Sen vs Bhagwati: Do Rahul or Modi even listen to them?
India's politicians have a clear preference for the bureaucrat-economist, rather than academic economists.
Amartya Sen, 79, and Jagdish Bhagwati, 78, are the most celebrated Indian economists of their generation. And deservedly so. Their early genius and subsequent body of work over decades put Indian economics on the global map. But are they the most influential economists of their generation, at least in the Indian policy space? If you have been watching television over the last week, you are not to blame for getting an exaggerated sense of their influence. The fact is that the most influential Indian economist (in the real world of policymaking) from the generation of Sen and Bhagwati is a certain Manmohan Singh, 80. All three were roughly contemporaries as students at Cambridge in England in the early 1950s.
The fact also is that in India, unlike say America, Government-employed economists have exercised far greater influence on economic policy than their academic peers. Manmohan Singh's extraordinary versatility ensured that he was both a prominent supporter of the socialist economics pre-1991 (he was Chief Economic Advisor, Finance Secretary, RBI Governor and Planning Commission Chief in the 1970s and 1980s) and the father of free-market economics post 1991 (as Finance Minister and Prime Minister). He performed the kind of successful double-act that would be the envy of the ideologically-polarised world of academia.
India's politicians have a clear preference for the bureaucrat-economist, rather than academic economists. Sen's support for the UPA's Food Security Bill is as unsolicited as his criticism of Narendra Modi. Sen was not consulted on the drafting of the Bill. Even his protg and co-author Jean Dreze had serious disagreements with the draft Bill. That man-in-charge of devising the Bill was N.C.Saxena, a retired IAS officer with a specialization in economic policy. For the Congress first family, the force behind welfare-oriented policy, an endorsement from Amartya Sen matters little. It is an endorsement from the electorate that is the big prize.
If the Sonia Gandhi-Rahul Gandhi duo were seriously listening to Sen, the country's education and health systems would not be in such a shambolic state. Both sectors have been left largely untouched by any wind of change. Unsurprisingly, most of India's critical human development indicators (and not simply Gujarat's) are at Sub-Saharan African levels.
Jagdish Bhagwati made a name for himself by opposing India's socialist policies at a time (in the 1960s and 1970s) when it was hardly fashionable in the profession.

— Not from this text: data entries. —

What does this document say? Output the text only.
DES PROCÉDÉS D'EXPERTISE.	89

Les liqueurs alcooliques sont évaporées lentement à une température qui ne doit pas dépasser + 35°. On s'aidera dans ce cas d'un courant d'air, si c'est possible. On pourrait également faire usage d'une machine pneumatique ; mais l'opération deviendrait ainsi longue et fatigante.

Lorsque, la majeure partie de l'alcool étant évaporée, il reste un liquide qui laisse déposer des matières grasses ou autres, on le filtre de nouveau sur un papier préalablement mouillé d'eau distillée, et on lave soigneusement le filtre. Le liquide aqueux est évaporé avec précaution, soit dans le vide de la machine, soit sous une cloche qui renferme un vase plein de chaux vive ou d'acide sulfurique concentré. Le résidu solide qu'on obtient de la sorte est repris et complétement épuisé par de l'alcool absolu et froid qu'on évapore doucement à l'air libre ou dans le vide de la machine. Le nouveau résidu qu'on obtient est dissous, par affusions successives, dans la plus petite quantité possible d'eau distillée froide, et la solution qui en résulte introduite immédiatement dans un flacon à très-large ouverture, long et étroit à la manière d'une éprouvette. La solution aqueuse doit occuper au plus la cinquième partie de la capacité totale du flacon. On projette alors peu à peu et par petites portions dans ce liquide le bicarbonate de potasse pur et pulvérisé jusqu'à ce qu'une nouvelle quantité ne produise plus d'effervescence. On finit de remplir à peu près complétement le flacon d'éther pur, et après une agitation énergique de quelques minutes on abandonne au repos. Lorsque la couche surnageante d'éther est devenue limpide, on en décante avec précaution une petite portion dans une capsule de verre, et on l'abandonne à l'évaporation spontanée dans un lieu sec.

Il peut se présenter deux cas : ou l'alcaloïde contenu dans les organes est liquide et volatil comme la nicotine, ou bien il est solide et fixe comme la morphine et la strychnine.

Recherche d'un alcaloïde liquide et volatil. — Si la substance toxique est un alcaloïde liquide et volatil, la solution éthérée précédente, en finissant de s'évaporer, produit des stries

But no one heeded his advice until a severe macroeconomic crisis struck India in 1991. Even then, it was Manmohan Singh and a set of bureaucrat-economists like Montek Singh Ahluwalia and C.Rangarajan who led the change on the ground. Twenty years later, Bhagwati's support for Narendra Modi's "Gujarat Model" is as unsolicited as Sen's support for the Food Security Bill. If Bhagwati was really an intellectual mentor to Modi, the Gujarat Chief Minister would be a much more vocal supporter of privatization than he is. He would also refrain from making the occasional populist noise like about banning futures trading in agricultural commodities. In any case, Modi leans for advice on economic issues on his chosen bureaucrats in Gujarat. For example, his Industries Commissioner Maheshwar Sahoo, an IAS officer, is the brain behind his successful land acquisition programmes.

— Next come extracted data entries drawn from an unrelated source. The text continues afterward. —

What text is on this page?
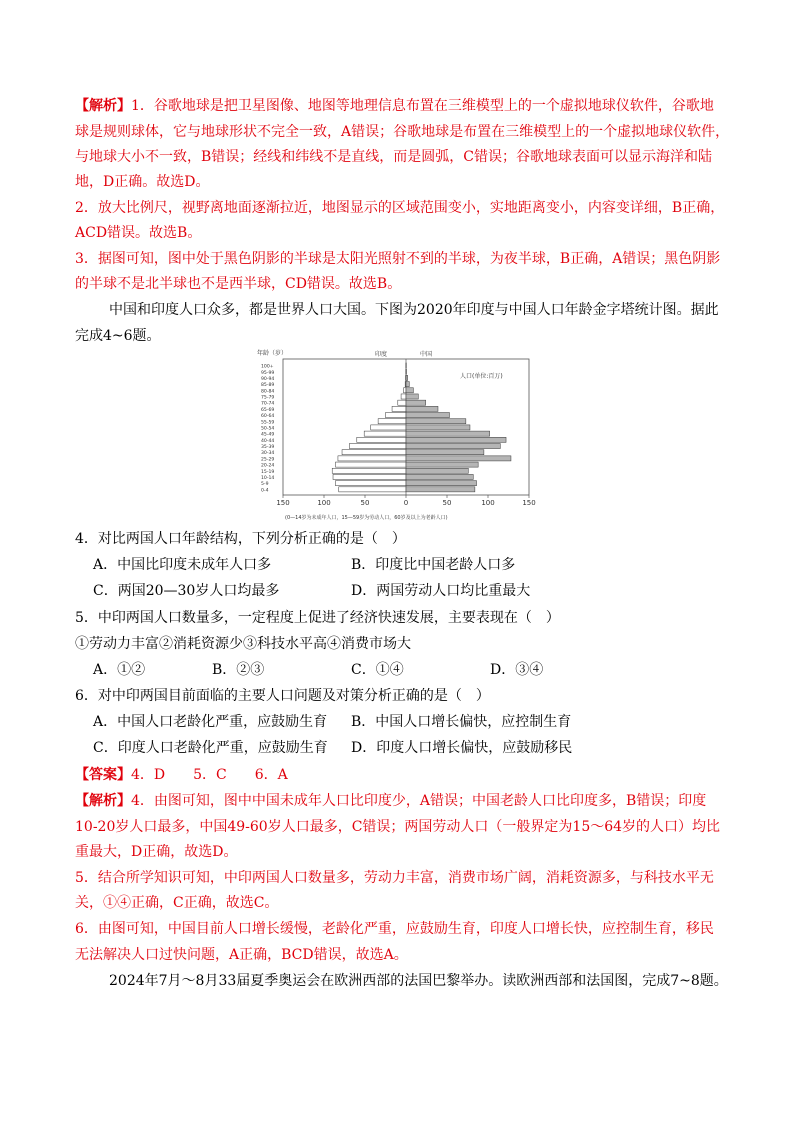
【解析】1．谷歌地球是把卫星图像、地图等地理信息布置在三维模型上的一个虚拟地球仪软件，谷歌地
球是规则球体，它与地球形状不完全一致，A错误；谷歌地球是布置在三维模型上的一个虚拟地球仪软件，
与地球大小不一致，B错误；经线和纬线不是直线，而是圆弧，C错误；谷歌地球表面可以显示海洋和陆
地，D正确。故选D。
2．放大比例尺，视野离地面逐渐拉近，地图显示的区域范围变小，实地距离变小，内容变详细，B正确，
ACD错误。故选B。
3．据图可知，图中处于黑色阴影的半球是太阳光照射不到的半球，为夜半球，B正确，A错误；黑色阴影
的半球不是北半球也不是西半球，CD错误。故选B。
中国和印度人口众多，都是世界人口大国。下图为2020年印度与中国人口年龄金字塔统计图。据此
完成4~6题。
年龄（岁）	印度	中国
人口(单位:百万)
0-4
5-9
10-14
15-19
20-24
25-29
30-34
35-39
40-44
45-49
50-54
55-59
60-64
65-69
70-74
75-79
80-84
85-89
90-94
95-99
100+
150	100	50	0	50	100	150
(0—14岁为未成年人口，15—59岁为劳动人口，60岁及以上为老龄人口)
4．对比两国人口年龄结构，下列分析正确的是（　）
A．中国比印度未成年人口多	B．印度比中国老龄人口多
C．两国20—30岁人口均最多	D．两国劳动人口均比重最大
5．中印两国人口数量多，一定程度上促进了经济快速发展，主要表现在（　）
①劳动力丰富②消耗资源少③科技水平高④消费市场大
A．①②	B．②③	C．①④	D．③④
6．对中印两国目前面临的主要人口问题及对策分析正确的是（　）
A．中国人口老龄化严重，应鼓励生育 B．中国人口增长偏快，应控制生育
C．印度人口老龄化严重，应鼓励生育 D．印度人口增长偏快，应鼓励移民
【答案】4．D　　5．C　　6．A
【解析】4．由图可知，图中中国未成年人口比印度少，A错误；中国老龄人口比印度多，B错误；印度
10-20岁人口最多，中国49-60岁人口最多，C错误；两国劳动人口（一般界定为15～64岁的人口）均比
重最大，D正确，故选D。
5．结合所学知识可知，中印两国人口数量多，劳动力丰富，消费市场广阔，消耗资源多，与科技水平无
关，①④正确，C正确，故选C。
6．由图可知，中国目前人口增长缓慢，老龄化严重，应鼓励生育，印度人口增长快，应控制生育，移民
无法解决人口过快问题，A正确，BCD错误，故选A。
2024年7月～8月33届夏季奥运会在欧洲西部的法国巴黎举办。读欧洲西部和法国图，完成7~8题。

When academic economists have felt a serious urge to make a difference to policy, they have joined Government, like Kaushik Basu did in 2010 and Raghuram Rajan did in 2012. Somewhat like Sen and Bhagwati, both Basu and Rajan -- of a different generation -- made a big name for themselves as academic economists in America. But unlike Sen and Bhagwati, they plunged into the rough and tumble of Government and policymaking.

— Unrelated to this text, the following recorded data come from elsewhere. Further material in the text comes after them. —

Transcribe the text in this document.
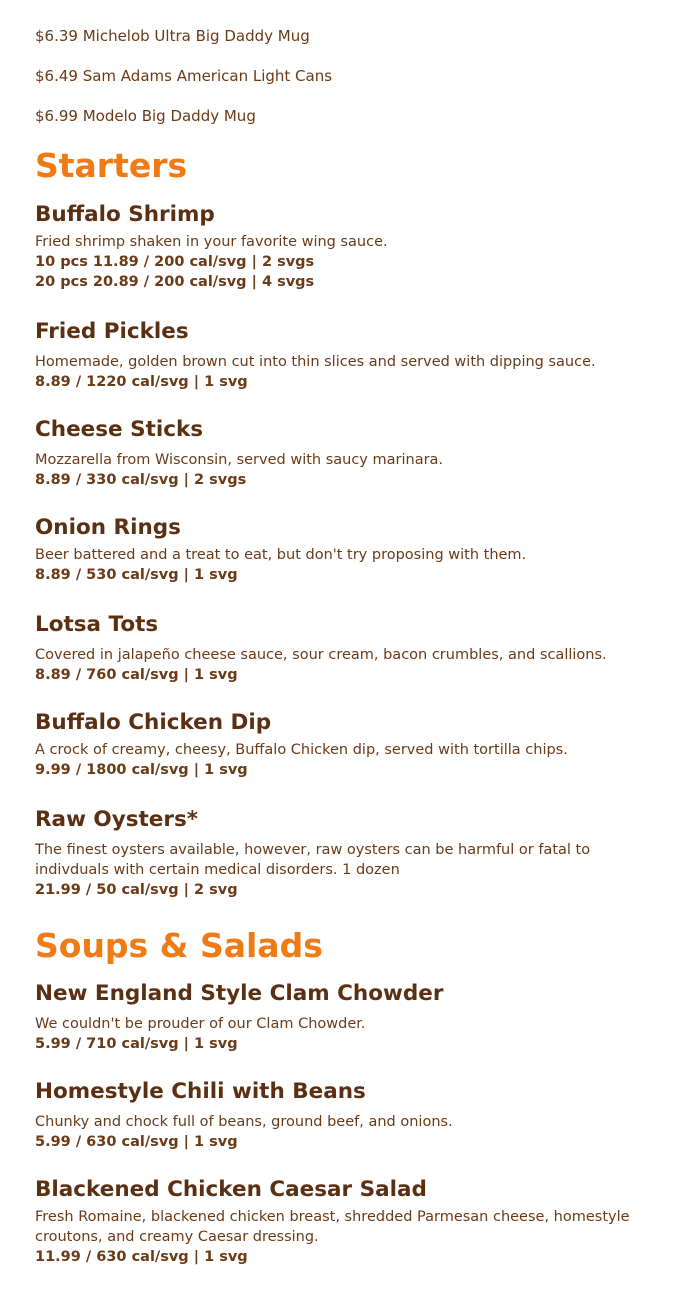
$6.39 Michelob Ultra Big Daddy Mug
$6.49 Sam Adams American Light Cans
$6.99 Modelo Big Daddy Mug
Starters
Buffalo Shrimp
Fried shrimp shaken in your favorite wing sauce.
10 pcs 11.89 / 200 cal/svg | 2 svgs
20 pcs 20.89 / 200 cal/svg | 4 svgs
Fried Pickles
Homemade, golden brown cut into thin slices and served with dipping sauce.
8.89 / 1220 cal/svg | 1 svg
Cheese Sticks
Mozzarella from Wisconsin, served with saucy marinara.
8.89 / 330 cal/svg | 2 svgs
Onion Rings
Beer battered and a treat to eat, but don't try proposing with them.
8.89 / 530 cal/svg | 1 svg
Lotsa Tots
Covered in jalapeño cheese sauce, sour cream, bacon crumbles, and scallions.
8.89 / 760 cal/svg | 1 svg
Buffalo Chicken Dip
A crock of creamy, cheesy, Buffalo Chicken dip, served with tortilla chips.
9.99 / 1800 cal/svg | 1 svg
Raw Oysters*
The finest oysters available, however, raw oysters can be harmful or fatal to indivduals with certain medical disorders. 1 dozen
21.99 / 50 cal/svg | 2 svg
Soups & Salads
New England Style Clam Chowder
We couldn't be prouder of our Clam Chowder.
5.99 / 710 cal/svg | 1 svg
Homestyle Chili with Beans
Chunky and chock full of beans, ground beef, and onions.
5.99 / 630 cal/svg | 1 svg
Blackened Chicken Caesar Salad
Fresh Romaine, blackened chicken breast, shredded Parmesan cheese, homestyle croutons, and creamy Caesar dressing.
11.99 / 630 cal/svg | 1 svg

Wading into the political debate in a General Election year has earned both Sen and Bhagwati a lot of free publicity courtesy a news hungry media. It will propel the sales of their new books (possibly their last hurrahs on India), India: An Uncertain Glory (Sen and Dreze) and India's Tryst with Destiny (Bhagwati and Panagariya). But don't buy for a minute any theory about their extraordinary influence on Rahul Gandhi or Narendra Modi. India's politicians, always pragmatic, prefer the advice of their equally pragmatic bureaucrat-economists rather than the wisdom from the ivory tower. Just ask Manmohan Singh.